We instructed Malone Gardens to ask respondents the likelihood of their signing up to become a Malone Gardens Priority Club member. Malone Gardens then asked the same question after the max-diff choice exercise. As expected, there was a rise in enrollment in the Malone Gardens Priority Club - the gap.

We do not use the gap as a dependent variable in any regression exercise. Rather, the gap provides endpoints for the max-diff regression model, which we now fit between the gaps.

Figure 4 shows the max-diff simulator before the choice exercise. In this “before” scenario, on average, customers are 5.6 out of 10, or 56 percent, more likely, to join the Malone Gardens Priority Club.

Figure 5 shows what happens when Malone Gardens offers a combination of three benefits: free hotel nights, hotel room upgrades and experience getaways.

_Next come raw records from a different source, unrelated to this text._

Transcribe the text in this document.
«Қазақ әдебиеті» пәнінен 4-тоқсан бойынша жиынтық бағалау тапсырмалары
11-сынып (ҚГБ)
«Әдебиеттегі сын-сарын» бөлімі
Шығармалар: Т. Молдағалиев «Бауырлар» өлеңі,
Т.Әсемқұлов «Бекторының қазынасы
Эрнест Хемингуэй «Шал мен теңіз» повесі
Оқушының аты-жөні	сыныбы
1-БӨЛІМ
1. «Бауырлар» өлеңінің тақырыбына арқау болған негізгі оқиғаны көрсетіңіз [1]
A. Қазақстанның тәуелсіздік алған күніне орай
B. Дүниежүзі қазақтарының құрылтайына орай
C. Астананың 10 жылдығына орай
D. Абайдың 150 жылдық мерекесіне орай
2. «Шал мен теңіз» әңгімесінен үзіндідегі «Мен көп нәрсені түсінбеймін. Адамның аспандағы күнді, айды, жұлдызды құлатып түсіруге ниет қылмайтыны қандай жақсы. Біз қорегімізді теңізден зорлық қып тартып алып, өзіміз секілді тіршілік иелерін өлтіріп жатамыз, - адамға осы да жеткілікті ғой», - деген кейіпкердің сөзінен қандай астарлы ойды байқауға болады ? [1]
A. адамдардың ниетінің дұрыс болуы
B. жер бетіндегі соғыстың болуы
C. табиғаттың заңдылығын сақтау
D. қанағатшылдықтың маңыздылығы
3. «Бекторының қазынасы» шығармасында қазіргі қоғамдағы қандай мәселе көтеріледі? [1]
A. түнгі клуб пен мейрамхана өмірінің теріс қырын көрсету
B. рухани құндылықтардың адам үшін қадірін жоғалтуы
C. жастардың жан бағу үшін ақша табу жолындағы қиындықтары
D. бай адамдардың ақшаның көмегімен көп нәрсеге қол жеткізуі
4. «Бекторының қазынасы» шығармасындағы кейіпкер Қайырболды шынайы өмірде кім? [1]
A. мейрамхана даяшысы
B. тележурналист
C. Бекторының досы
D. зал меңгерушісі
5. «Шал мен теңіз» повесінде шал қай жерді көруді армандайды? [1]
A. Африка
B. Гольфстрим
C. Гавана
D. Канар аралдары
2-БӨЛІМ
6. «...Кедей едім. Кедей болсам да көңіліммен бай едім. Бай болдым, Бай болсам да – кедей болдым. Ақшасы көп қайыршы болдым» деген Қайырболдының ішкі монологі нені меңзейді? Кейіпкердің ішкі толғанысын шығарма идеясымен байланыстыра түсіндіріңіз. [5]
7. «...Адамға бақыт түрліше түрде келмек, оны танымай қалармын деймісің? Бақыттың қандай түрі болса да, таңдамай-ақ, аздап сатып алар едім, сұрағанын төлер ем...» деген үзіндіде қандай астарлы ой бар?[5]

After incorporating the max-diff results, the likelihood to join Malone Gardens Priority Club has risen to 7.3, or 73 percent, a jump of 17 percent. The max-diff simulator allows Malone Gardens to model literally hundreds of what-if scenarios, simulating any individual or combination of loyalty awards. 

Within the context of this max-diff approach, individual-level utilities can be calculated. The max-diff equation produces a logistic regression model. When a respondent’s choices are set within the regression model, an odds-ratio for each respondent is created using the formula of 1/(1+e-z).

For example, if a given respondent’s choices are added across the maximum difference questions, then applied to the logistic regression model, the respondent might produce an odds-ratio of .6.

When compared against the maximum likelihood to join Malone Gardens Priority Club (100), this would give the respondent an odds-ratio of 100*.6=60, or a 60 percent chance of joining Malone Gardens Priority Club based on the choices made in the max-diff exercise.

Test price sensitivity

In our second example, the client, a casual-dining restaurant, needed to test price sensitivity for 11 main courses, each at four price points. Figure 6 shows the main courses and the price points tested.

Given the large number of attributes, a conventional Grange-Gabor price wheel or discrete model would be unwieldy. Instead, we employed max-diff. Using an orthogonal design, we settled on a 15-run design to determine which attributes would be present in each of 15 choice questions. The order of questions was randomized, and price levels were randomly assigned to each attribute, in each question, for each respondent.

Simply put, respondents saw 15 scenarios with varying menu choices at varying prices and were asked which they would most likely choose and which they would be least likely to choose.

This approach allows us to construct a discrete-choice model similar to the logit model described above. We can construct utilities for each item (though not individual conjoint utilities) and a price function, and then build a simulator to model item demand (by exponentiating the utility of all items in the market, then dividing by the individual items). Figure 7 shows a simulator that contains seven menu items at varying price points.

Examining the outcome, the restaurant’s management can see that beef ribs, at their lowest price point, have a demand of 24 percent, and that pricing the double BBQ bacon cheeseburger above $11 will drive demand down below 10 percent.

Using latent-class analysis, or cluster analysis, respondents could be grouped into segments. That is, by clustering different groups, we can see which prefer steaks and chops, vs. seafood, vs. trendier dishes such as teriyaki chicken.

Simple and effective

There are many applications for the accurate measurement of choice modeling. Max-diff scaling is not new but is emerging as a simple and effective option for choice models. It can be used to assess the extendibility of a brand’s loyalty strength and brand equity, to refine a brand’s communication efforts by identifying segments in which a brand’s image is strong, and/or as a way of monitoring the competition. Whatever its application, this method of choice measurement is a sophisticated tool that helps keep marketers one step ahead.